The paper tackles the joint optimization of content caching and recommendation at base stations to maximize caching gain while preserving user preferences, proposing a hierarchical iterative algorithm for known thresholds and an ε-greedy learning-based approach for unknown thresholds. Simulation results show the algorithms improve successful offloading probability compared to prior methods, with the ε-greedy algorithm achieving over 1-ε of the performance of the known-threshold algorithm.
Recommendation system is able to shape user demands, which can be used for boosting caching gain. In this paper, we jointly optimize content caching and recommendation at base stations to maximize the caching gain meanwhile not compromising the user preference. We first propose a model to capture the impact of recommendation on user demands, which is controlled by a user-specific psychological threshold. We then formulate a joint caching and recommendation problem maximizing the successful offloading probability, which is a mixed integer programming problem. We develop a hierarchical iterative algorithm to solve the problem when the threshold is known.
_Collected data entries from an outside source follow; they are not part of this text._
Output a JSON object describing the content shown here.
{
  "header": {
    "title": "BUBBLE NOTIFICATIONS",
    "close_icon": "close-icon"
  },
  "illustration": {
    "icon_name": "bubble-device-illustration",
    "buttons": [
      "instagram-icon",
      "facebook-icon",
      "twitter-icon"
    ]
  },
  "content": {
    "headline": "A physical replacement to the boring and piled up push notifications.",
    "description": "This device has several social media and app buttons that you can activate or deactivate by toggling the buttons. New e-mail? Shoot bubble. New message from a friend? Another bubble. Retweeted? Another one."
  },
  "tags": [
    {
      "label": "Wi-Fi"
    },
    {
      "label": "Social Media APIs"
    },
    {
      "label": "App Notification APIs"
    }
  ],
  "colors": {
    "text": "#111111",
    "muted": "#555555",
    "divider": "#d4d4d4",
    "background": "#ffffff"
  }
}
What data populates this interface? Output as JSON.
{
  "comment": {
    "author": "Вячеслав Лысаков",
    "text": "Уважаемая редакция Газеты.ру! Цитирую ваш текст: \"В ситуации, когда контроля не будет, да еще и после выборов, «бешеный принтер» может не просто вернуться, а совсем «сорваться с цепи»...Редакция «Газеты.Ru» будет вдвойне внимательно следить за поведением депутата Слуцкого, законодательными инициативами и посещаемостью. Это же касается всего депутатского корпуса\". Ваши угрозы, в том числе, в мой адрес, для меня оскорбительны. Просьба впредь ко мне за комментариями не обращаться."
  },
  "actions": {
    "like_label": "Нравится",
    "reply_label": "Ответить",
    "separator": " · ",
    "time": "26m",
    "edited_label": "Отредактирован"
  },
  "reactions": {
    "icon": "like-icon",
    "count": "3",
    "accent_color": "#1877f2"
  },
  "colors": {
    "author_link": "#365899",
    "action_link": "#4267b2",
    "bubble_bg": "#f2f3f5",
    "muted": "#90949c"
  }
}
Since the user threshold is unknown in practice, we proceed to propose an $\varepsilon$-greedy algorithm to find the solution by learning the threshold via interactions with users. Simulation results show that the proposed algorithms improve the successful offloading probability compared with prior works with/without recommendation. The $\varepsilon$-greedy algorithm learns the user threshold quickly, and achieves more than $1-\varepsilon$ of the performance obtained by the algorithm with known threshold.